Foreclosure victims sued - ABC7 investigation

LOS ANGELES

Mina Shahab lives in a cramped apartment in Woodland Hills. She shares it with her brother who is stricken with cancer. A few years ago, she took out two loans and bought a spacious four-bedroom home in Northridge.

It was the American dream for the native of Iran who came here looking for freedom. But she lost her job, and then lost her home to foreclosure.

"I love this country, and seeing this happen to its citizens is very painful," she said.

This should have been the end of the story. Once a house is sold in foreclosure, California law protects homeowners from being pursued for any other debts on the same property. But Shahab started to get calls from a company she had never heard of before.

"They were terrible," she said.

Shahab was being pursued by a company in Plano, Texas, called Heritage Pacific Financial. They wanted money for her second mortgage.

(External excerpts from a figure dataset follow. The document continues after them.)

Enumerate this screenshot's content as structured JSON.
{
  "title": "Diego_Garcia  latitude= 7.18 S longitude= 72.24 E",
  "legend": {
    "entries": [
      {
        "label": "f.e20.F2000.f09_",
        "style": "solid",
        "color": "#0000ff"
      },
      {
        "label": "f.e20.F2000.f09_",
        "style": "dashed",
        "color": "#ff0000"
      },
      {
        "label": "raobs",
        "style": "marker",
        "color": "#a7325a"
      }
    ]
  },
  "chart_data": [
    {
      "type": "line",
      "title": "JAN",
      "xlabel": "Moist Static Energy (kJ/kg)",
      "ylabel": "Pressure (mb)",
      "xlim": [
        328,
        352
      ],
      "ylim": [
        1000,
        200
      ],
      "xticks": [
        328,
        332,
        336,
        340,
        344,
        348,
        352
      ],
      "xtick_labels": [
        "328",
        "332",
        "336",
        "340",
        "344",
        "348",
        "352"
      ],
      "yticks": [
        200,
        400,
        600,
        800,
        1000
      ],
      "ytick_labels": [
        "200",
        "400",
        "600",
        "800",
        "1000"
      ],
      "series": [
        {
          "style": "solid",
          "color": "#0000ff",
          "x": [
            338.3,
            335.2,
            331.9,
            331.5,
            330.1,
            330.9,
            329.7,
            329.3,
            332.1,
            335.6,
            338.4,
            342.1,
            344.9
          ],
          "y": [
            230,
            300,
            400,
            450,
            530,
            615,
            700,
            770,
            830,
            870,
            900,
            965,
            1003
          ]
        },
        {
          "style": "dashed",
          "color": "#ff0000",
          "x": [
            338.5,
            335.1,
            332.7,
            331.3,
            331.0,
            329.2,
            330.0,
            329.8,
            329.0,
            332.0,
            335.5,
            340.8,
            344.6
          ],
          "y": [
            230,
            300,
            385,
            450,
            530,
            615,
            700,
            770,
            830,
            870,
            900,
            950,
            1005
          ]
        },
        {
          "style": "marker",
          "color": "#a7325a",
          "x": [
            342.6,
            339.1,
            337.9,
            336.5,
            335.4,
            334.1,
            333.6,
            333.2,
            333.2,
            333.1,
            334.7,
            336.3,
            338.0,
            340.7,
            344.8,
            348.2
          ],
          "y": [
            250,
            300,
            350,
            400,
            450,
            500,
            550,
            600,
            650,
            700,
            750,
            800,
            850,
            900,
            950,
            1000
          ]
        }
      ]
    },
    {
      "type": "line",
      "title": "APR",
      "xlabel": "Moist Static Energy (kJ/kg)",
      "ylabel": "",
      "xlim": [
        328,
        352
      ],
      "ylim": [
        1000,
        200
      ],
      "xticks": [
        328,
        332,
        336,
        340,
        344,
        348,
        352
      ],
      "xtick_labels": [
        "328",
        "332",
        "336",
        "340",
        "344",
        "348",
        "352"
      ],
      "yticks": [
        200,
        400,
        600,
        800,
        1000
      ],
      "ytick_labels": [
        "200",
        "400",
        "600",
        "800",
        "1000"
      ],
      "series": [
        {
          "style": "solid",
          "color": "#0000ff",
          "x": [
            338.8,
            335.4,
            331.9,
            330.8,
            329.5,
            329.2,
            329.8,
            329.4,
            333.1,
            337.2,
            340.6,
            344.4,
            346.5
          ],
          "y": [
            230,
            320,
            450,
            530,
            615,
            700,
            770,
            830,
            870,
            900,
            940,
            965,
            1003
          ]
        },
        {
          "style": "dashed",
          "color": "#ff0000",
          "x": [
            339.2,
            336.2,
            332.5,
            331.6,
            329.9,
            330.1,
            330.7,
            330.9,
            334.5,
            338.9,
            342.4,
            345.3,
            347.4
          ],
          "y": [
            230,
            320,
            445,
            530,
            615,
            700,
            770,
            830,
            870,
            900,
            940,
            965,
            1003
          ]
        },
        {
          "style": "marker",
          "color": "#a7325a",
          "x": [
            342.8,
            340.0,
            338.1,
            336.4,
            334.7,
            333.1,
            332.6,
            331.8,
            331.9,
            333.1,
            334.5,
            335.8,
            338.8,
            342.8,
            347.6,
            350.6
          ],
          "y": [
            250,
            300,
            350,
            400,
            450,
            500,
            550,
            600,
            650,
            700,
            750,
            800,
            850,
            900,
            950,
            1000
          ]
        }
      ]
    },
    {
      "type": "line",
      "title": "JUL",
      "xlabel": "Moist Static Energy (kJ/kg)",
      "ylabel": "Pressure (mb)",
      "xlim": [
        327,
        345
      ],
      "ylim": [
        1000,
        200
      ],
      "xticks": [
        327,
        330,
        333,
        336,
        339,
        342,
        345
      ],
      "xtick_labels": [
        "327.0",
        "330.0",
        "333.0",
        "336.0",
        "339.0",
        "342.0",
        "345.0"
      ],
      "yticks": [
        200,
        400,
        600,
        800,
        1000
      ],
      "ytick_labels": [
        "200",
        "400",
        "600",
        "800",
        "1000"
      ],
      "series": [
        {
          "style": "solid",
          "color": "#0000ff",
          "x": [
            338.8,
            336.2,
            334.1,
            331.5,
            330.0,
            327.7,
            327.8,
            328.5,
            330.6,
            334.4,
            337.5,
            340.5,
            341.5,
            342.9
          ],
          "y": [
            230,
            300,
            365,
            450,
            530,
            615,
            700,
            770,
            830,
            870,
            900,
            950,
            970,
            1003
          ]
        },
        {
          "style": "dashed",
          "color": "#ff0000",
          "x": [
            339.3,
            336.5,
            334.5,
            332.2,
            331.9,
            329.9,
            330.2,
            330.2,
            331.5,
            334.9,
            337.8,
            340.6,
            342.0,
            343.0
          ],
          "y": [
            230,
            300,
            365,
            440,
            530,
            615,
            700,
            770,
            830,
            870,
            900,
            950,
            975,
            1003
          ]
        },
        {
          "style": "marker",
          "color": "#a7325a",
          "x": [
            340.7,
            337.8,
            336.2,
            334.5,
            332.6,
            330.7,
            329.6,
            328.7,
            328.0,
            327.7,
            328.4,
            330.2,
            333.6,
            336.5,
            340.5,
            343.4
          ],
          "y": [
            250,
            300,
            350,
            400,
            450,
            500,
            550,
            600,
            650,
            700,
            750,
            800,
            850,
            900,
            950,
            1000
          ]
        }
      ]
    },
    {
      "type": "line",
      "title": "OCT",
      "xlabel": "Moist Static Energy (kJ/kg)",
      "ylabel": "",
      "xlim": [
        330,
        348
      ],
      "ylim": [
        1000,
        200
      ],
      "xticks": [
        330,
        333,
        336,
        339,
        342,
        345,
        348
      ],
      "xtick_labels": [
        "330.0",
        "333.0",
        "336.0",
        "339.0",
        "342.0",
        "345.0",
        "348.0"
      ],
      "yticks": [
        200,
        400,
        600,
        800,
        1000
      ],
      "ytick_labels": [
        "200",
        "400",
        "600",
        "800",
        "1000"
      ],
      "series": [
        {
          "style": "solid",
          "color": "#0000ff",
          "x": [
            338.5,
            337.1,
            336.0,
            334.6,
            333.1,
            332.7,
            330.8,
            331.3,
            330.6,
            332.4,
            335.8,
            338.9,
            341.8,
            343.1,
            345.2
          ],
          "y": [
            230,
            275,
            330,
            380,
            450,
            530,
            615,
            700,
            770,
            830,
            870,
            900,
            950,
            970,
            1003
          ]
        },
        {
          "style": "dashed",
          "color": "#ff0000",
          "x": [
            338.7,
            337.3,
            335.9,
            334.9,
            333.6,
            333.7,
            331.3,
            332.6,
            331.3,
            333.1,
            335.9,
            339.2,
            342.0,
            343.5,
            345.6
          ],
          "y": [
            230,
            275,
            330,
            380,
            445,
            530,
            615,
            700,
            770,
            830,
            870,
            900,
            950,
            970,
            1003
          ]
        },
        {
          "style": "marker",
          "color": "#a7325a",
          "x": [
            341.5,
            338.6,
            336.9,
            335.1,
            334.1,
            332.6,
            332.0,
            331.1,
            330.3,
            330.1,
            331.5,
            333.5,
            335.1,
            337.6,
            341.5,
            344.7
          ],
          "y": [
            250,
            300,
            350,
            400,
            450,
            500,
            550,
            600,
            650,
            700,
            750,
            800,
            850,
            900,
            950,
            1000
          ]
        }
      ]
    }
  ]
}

"They were after me to really scare me first by threatening me," she said. "(They said) this is fraud and I said what fraud? I bought a house, I was a realtor, I had income," she said.

The company is run by Chris and Ben Ganter, identical twin brothers who starred in their own reality TV show about making money in the real estate boom. The company says California law allows them to collect on second mortgages where they can prove borrowers committed fraud.

Several years ago with the housing market in panic, Heritage Pacific bought 40,000 second mortgage notes on foreclosed homes in California, looking for borrowers to sue.

"They had sued hundreds and hundreds of people and with identical lawsuits," said Will Kennedy, a consumer law attorney in Northern California.

The lawsuits accused people of lying about their employment, income and residence. The company sent out letters offering to go away if borrowers would pay a portion of the original loan.

"What they're banking on is that most consumers don't know their rights and don't have the financial ability to hire an attorney, and they pressure them to pay. And many people, unfortunately, do pay," Kennedy said.

Heritage Pacific is being challenged in court. There is a class-action lawsuit in Santa Clara County that calls the company's practices "an insidious and illegal debt collecting scheme."

"I believe they're just profiteering on people's misery. I think that's their fundamental business model, and they get away with it because most people don't have the means to protect themselves," Kennedy said.

The Ganters would not comment on the lawsuit, but they told California Watch they are helping to prevent mortgage fraud by pursuing people who deceived banks into loaning them money for houses they couldn't afford.

In Shahab's case, court records show her case was dismissed, but the fight has left her life shattered.

"They should answer all the questions. Why (do) they do this to people?" she said.

The Ganters still have thousands of second mortgages representing millions of dollars of potential claims against Californians who've already lost their homes.